Keren gave him a gentle smile. “Okay, well, near as I can figure out, you’re one of the few.”
“Well, who else matters, huh?” Paul leaned down and kissed her. The kiss, soft as a breeze, was over before it began. Paul pulled away just an inch and their eyes met.
“We should have never stopped fighting,” Keren whispered.
They moved toward each other at the same moment and their lips met. Paul’s arms went around her and pulled her close, as close as they’d been this morning after he’d listened to a madman tell him about the impending death of his friend. Keren’s arms circled his neck.
“I’ve been dying to touch your hair.” He sank one hand deeply into it. It was as soft and thick as he’d imagined. He tugged on the heavy leather barrette, and as it came loose, her hair tangled in his fingers like living silk. It felt so perfect it shook him back to sanity.
“We have to stop.” He pulled away.
Keren took a second to understand the kiss was over. Then she nodded. “Yes, this is wrong. This isn’t going to happen.”
“Absolutely not,” Paul said with fierce sincerity. “It’s a terrible mistake.”
Then he kissed her again.
CHAPTER TEN
A bush rustled just behind Keren in a little stand of scraggly trees and shrubs. She jerked out of Paul’s arms and whirled to face the sound. Paul’s old cop instincts sprang to life.
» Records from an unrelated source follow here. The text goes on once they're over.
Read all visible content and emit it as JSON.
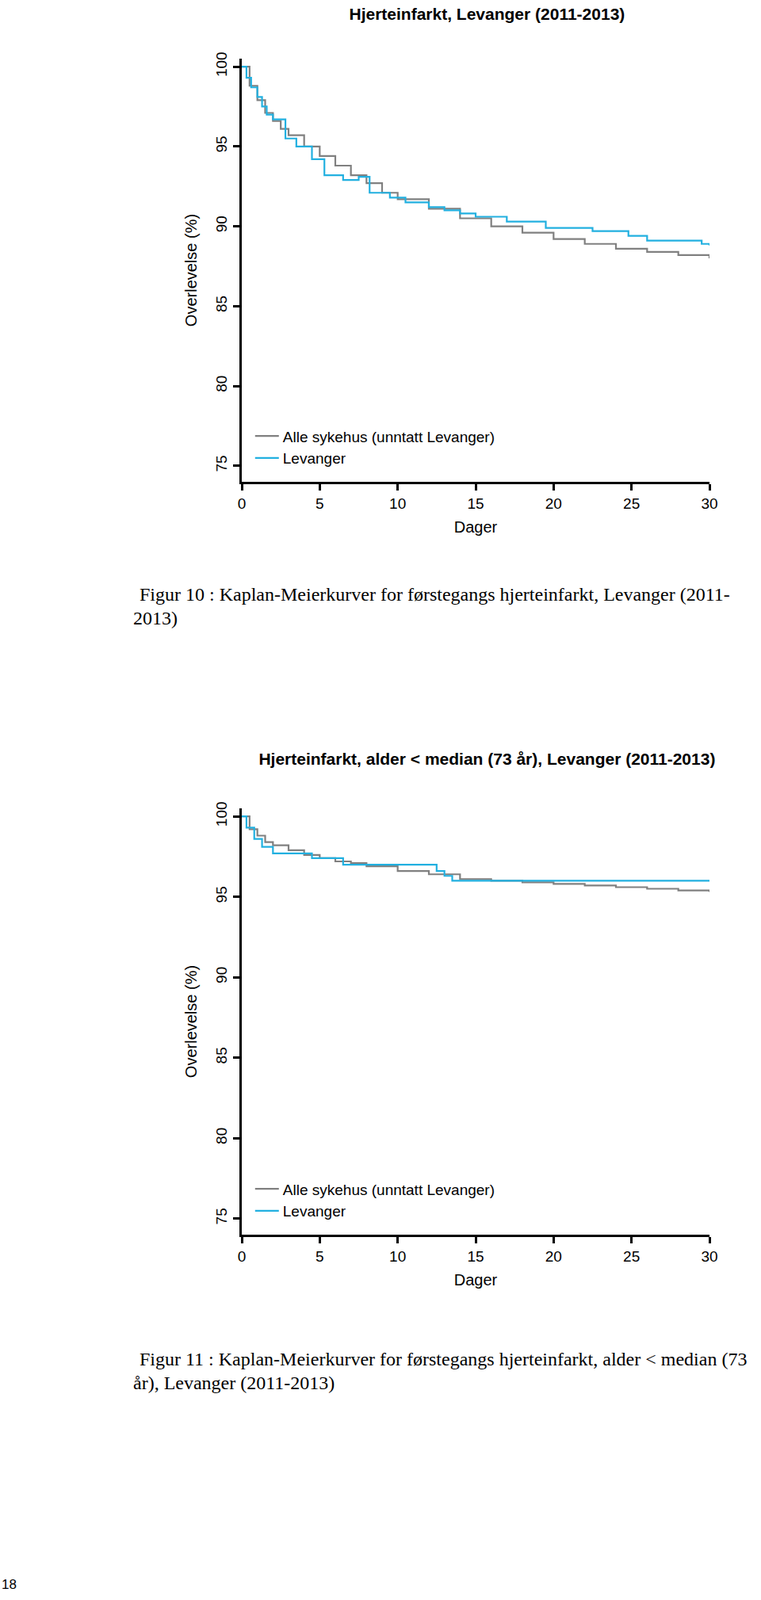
{
  "chart_data": [
    {
      "type": "line",
      "title": "Hjerteinfarkt, Levanger (2011-2013)",
      "x_label": "Dager",
      "y_label": "Overlevelse (%)",
      "line_style": "step",
      "grid": false,
      "legend": "lower left",
      "xlim": [
        0,
        30
      ],
      "xticks": [
        0,
        5,
        10,
        15,
        20,
        25,
        30
      ],
      "ylim": [
        74,
        100.5
      ],
      "yticks": [
        75,
        80,
        85,
        90,
        95,
        100
      ],
      "series": [
        {
          "name": "Alle sykehus (unntatt Levanger)",
          "color": "#808080",
          "x": [
            0,
            0.5,
            1,
            1.5,
            2,
            2.5,
            3,
            4,
            5,
            6,
            7,
            8,
            9,
            10,
            12,
            14,
            16,
            18,
            20,
            22,
            24,
            26,
            28,
            30
          ],
          "values": [
            100,
            98.8,
            97.9,
            97.1,
            96.6,
            96.1,
            95.7,
            95.0,
            94.4,
            93.8,
            93.2,
            92.7,
            92.1,
            91.7,
            91.1,
            90.5,
            90.0,
            89.6,
            89.2,
            88.9,
            88.6,
            88.4,
            88.2,
            88.0
          ]
        },
        {
          "name": "Levanger",
          "color": "#22b0e0",
          "x": [
            0,
            0.3,
            0.6,
            1,
            1.3,
            1.6,
            2,
            2.8,
            3.5,
            4.5,
            5.3,
            6.5,
            7.5,
            8.2,
            9.5,
            10.5,
            12,
            13,
            14,
            15,
            17,
            19.5,
            22.5,
            24.8,
            26,
            29.5,
            30
          ],
          "values": [
            100,
            99.3,
            98.7,
            98.1,
            97.5,
            97.0,
            96.7,
            95.5,
            95.0,
            94.2,
            93.2,
            92.9,
            93.1,
            92.1,
            91.8,
            91.5,
            91.2,
            91.0,
            90.8,
            90.6,
            90.3,
            89.9,
            89.7,
            89.4,
            89.1,
            88.9,
            88.8
          ]
        }
      ]
    },
    {
      "type": "line",
      "title": "Hjerteinfarkt, alder < median (73 år), Levanger (2011-2013)",
      "x_label": "Dager",
      "y_label": "Overlevelse (%)",
      "line_style": "step",
      "grid": false,
      "legend": "lower left",
      "xlim": [
        0,
        30
      ],
      "xticks": [
        0,
        5,
        10,
        15,
        20,
        25,
        30
      ],
      "ylim": [
        74,
        100.5
      ],
      "yticks": [
        75,
        80,
        85,
        90,
        95,
        100
      ],
      "series": [
        {
          "name": "Alle sykehus (unntatt Levanger)",
          "color": "#808080",
          "x": [
            0,
            0.5,
            1,
            1.5,
            2,
            3,
            4,
            5,
            6,
            7,
            8,
            10,
            12,
            14,
            16,
            18,
            20,
            22,
            24,
            26,
            28,
            30
          ],
          "values": [
            100,
            99.2,
            98.8,
            98.4,
            98.2,
            97.9,
            97.6,
            97.4,
            97.2,
            97.1,
            96.9,
            96.6,
            96.4,
            96.1,
            96.0,
            95.9,
            95.8,
            95.7,
            95.6,
            95.5,
            95.4,
            95.3
          ]
        },
        {
          "name": "Levanger",
          "color": "#22b0e0",
          "x": [
            0,
            0.3,
            0.8,
            1.3,
            2,
            4.5,
            6.5,
            12.5,
            13,
            13.5,
            30
          ],
          "values": [
            100,
            99.3,
            98.6,
            98.1,
            97.7,
            97.4,
            97.0,
            96.6,
            96.3,
            96.0,
            96.0
          ]
        }
      ]
    }
  ],
  "captions": [
    "Figur 10 : Kaplan-Meierkurver for førstegangs hjerteinfarkt, Levanger (2011-2013)",
    "Figur 11 : Kaplan-Meierkurver for førstegangs hjerteinfarkt, alder < median (73 år), Levanger (2011-2013)"
  ],
  "page_number": 18
}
He grabbed for the gun he always wore in a shoulder holster.
It wasn’t there.
He dropped into a crouch and grabbed for Keren to shield her from danger.
She wasn’t there.
He heard her charging toward the noise and he went after her. Suddenly there was more rustling and Keren emerged from the dense undergrowth tucking a gun into the small of her back.
“It was nothing.” She was washed blue and black in the streetlights. Her hair danced free around her face, and Paul’s hand closed on her barrette.
The adrenaline that had surged through Paul’s veins and thrown him into action had no outlet, so it converted itself to anger. He marched toward her and grabbed her upper arm.
“What do you think you’re doing, dashing into the woods like that?” He shook her hard. “You didn’t even think.” He pulled her up to his face. “You just disappeared.” His nose almost touched hers. “He could have been there. Pravus could have been waiting!”
Keren laid her hand on Paul’s mouth. He fumed behind her hand. “I’m sorry. You’re right. I think—” She shrugged and smiled sheepishly at him. “I think I might have been running away from you as much as running to check on that noise.”
Paul growled under her fingers, and she uncovered his mouth. He lowered his lips to hers. She stepped away so quickly she almost did a dance step. “No, don’t. We lost our heads there for a minute; there’s no reason it should happen again.”